抖阴社区

otuz be?

13.4K 1.7K 400
                                        

Asrın Çelik Perspektifinden.

üşütmek sadece rüzgarın marifeti değildi, insanlar da üşütürdü.

Hayatta korktuğum nadir anlar vardı. Daha önce hiçbir anda bu kadar korkmamıştım. Alisa kollarımın arasında hareketsiz şekilde yatarken kalbim resmen atmayı bırakmıştı. O an sanki canımdan can gitmiş gibi hissetmiştim.

İlk beraber kaldığımızda güzelliğine inanamadığım için gece boyu izlediğim yüzü kan revan içindeydi.

Daha bugün toplu gördüğüm için dakikalarca izleyip gizlice fotoğrafını çektiğim saçları kan içindeydi ve yere düştüğü için kirlenmişti.

O düşmüştü ve ben onu tutamamıştım.

Ambulansa ne ara bindik ve hastaneye gittik bilmiyordum ama kollarımın arasından onu almaya çalıştıklarında rüyadan uyanmış gibi ona sarılmıştım. Sanki benden alırlarsa bir daha geri gelmeyecek gibiydi.

Yere çökerken gömleğimde ki kanlara bakınca gözlerim dolmuştu. Tüm dünya susmuş gibi hissediyordum. Sanki yapayalnız kalmış gibiydim. Gözümden birkaç damla yaş akarken elimle alnımı kapattım.

Omzuma dokunan elle başımı kaldırdığımda Kerem bana bakıyordu. "Noldu oğlum?"

"Araba çarptı." Sesim ilk defa bu kadar titremişti. Sanki canımdan can gidiyordu. "Sigara almaya gitmiştim, Allah belamı versin. Ne sikime gidiyorum, içmesem geberecek miyim sanki?"

Ellerimi saçlarımın arasından geçirirken kafamı duvarlara vura vura kırmak istiyordum. Kalbim sanki atmayı bırakmıştı. Alisa sustuğundan beri dünyadaki tüm sesler de onunla susmuş gibiydi.

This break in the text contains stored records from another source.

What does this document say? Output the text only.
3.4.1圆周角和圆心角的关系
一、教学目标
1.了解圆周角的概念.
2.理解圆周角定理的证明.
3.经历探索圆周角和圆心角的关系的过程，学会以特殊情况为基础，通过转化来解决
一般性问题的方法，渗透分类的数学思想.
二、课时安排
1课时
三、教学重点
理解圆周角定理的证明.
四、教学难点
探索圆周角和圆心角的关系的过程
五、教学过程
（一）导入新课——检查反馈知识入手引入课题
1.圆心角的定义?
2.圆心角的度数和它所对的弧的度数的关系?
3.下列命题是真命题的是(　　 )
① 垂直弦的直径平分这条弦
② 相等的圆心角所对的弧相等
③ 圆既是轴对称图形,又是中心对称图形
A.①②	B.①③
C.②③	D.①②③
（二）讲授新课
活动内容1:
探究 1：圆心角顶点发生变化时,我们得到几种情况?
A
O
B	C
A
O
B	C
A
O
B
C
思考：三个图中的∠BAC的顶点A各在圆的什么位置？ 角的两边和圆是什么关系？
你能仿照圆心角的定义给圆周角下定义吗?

Bugüne kadar onsuz yaşamıştım ve sonra onunla tanışmıştım. Yaşadığımı her anlamda hissederken kollarımdan alınmıştı. O an ölsem ancak bu kadar acı çekecektim gibiydi.

Kafamı Kerem'e kaldırdım. "İyi olur dimi? Söyle, iyi olur desene."

"Herhalde iyi olacak amına koyayım, sen ne sandın Alisa'yı? Sence o seni bırakır mı?"

"Bırakmaz dimi?"

"Seni bıraksa beni bırakmaz, en yakın arkadaşıyım ya." Gülerek söylediği şeyle hafifçe başımı sallarken ameliyathane kapısına baktım.

"Çok korkuyorum." Kerem'in gözleri dolarken başını eğdi. Bugüne kadar hiç kimseyi kaybetmekten bu kadar korkmamıştım. Ve resmen ödüm kopuyordu.

Yalnız kalmaya veya yalnız hissetmeye alışkındım. Her anlamda ve her an. Hayatımda çoğu zaman düştüğüm an annemi yanımda istemiştim. Ya da her an elimi anneme uzatarak yürümüştüm.

Ama bu hayatta en çok darbeyi her koşulda tercih etmeye çalıştığınız insanlardan yerdiniz. Ve onlar hiçbir zaman size ellerini uzatmazdı. Sanırım, sizi büyüten şey buydu.

Düşeceğinizi bilmenize rağmen kendinizi önüne attığınız insanların gidişini izlemek, sizi büyüten şeydi.

Çocuk yara aldığında yerden kalkar daha hırslı koşardı. Yerde kalakalanın ise yara alan şey çocukluğuydu. Ben yerde kalakalmıştım.

Alisa'yı tanıyana kadar doğru düzgün hayattan umudum bile yoktu. Birini sevdiğinizde kurtulduğunuzu ancak böyle kabul edebilirdim.

Onu sevmek beni kurtarmıştı. Tüm yalnızlığıma ve bomboş yaşadığım her anıma bir anlam katmak için gelmişti. Ve başarmıştı da.

Ona ihtiyacım vardı. Onun bana ihtiyacı var mıydı bilmiyordum. Daha önce söylememişti. Sadece bir kere yanımda ağlamıştı. Artık yalnız hissetmediği için ağlamıştı.